L’avenir ? Pour le prévoir, ne perdez pas de vue la continuité française : et préservez-la. Il est dangereux et illusoire de se lancer à l’investigation des lendemains sans les considérer comme des lendemains, comme la suite et la conséquence des jours qui en contiennent les prémisses.

Enfin, l’idée de la continuité, que l’énorme guerre semble rompre, et qu’elle ne rompt pas, est la vérité qu’il faut craindre de méconnaître ; elle est, à bien l’examiner, la sauvegarde et le salut, sans quoi nous irions à l’extravagance, à une terrible bohème de l’esprit. Cela, en toutes choses, politiques, sociales et, puisque c’est ici mon propos, littéraires.

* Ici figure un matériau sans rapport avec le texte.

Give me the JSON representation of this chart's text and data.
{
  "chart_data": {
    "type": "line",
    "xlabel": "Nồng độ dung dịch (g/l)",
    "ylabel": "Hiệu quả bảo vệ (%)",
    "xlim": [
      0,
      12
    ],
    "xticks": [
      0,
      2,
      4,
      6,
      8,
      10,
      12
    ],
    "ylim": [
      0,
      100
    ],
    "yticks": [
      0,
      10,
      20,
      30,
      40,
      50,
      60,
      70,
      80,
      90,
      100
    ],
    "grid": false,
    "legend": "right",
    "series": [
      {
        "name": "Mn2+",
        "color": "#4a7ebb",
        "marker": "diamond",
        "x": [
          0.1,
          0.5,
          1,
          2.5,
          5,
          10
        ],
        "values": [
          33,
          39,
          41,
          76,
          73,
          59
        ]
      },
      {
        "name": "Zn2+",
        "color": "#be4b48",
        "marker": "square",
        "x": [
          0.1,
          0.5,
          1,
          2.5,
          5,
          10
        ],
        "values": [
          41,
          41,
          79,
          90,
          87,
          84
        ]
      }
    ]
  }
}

L’admirable jeunesse de la guerre a le sentiment, je le dis encore, très légitime de son originalité :j’en dirais bien davantage. Sans doute, aucune jeunesse littéraire ne s’est-elle manifestée, au cours de notre littérature, ayant fait ce que celle-ci a fait, sachant ce qu’elle sait, voulant ce qu’elle veut. Fut-on jamais à telle école ? eut-on jamais tant à dire ? Plus elle est sûre de son originalité incontestable, et moins elle a besoin de l’afficher, en quelque sorte. Elle l’affiche, parfois, d’une regrettable manière, en supposant qu’il faut à ses idées la singularité du style et de nouveaux modes d’expression. Sans la prier d’être docile au précepte d’André Chénier, de faire, sur des pensers nouveaux, des vers antiques,— où il y a certainement du paradoxe et la recherche d’un effet précieux,— supplions-la de continuer une littérature séculaire : de la continuer ; ce n’est pas du tout la ressasser. Notre littérature est la plus abondante et la plus variée qu’il y ait au monde, et la plus libre. Elle n’a asservi personne. Mais elle dure depuis longtemps ; elle a ses coutumes, belles et charmantes ; elle a son usage qu’on ne doit pas bouleverser. L’on ne doit pas non plus se figurer qu’on l’invente : elle existe. On la comparerait sans faute à une merveilleuse conversation de lettrés parfaits, où il ne convient pas d’intervenir sans précaution, d’une façon brutale ou arrogante.


ANDRE BEAUNIER.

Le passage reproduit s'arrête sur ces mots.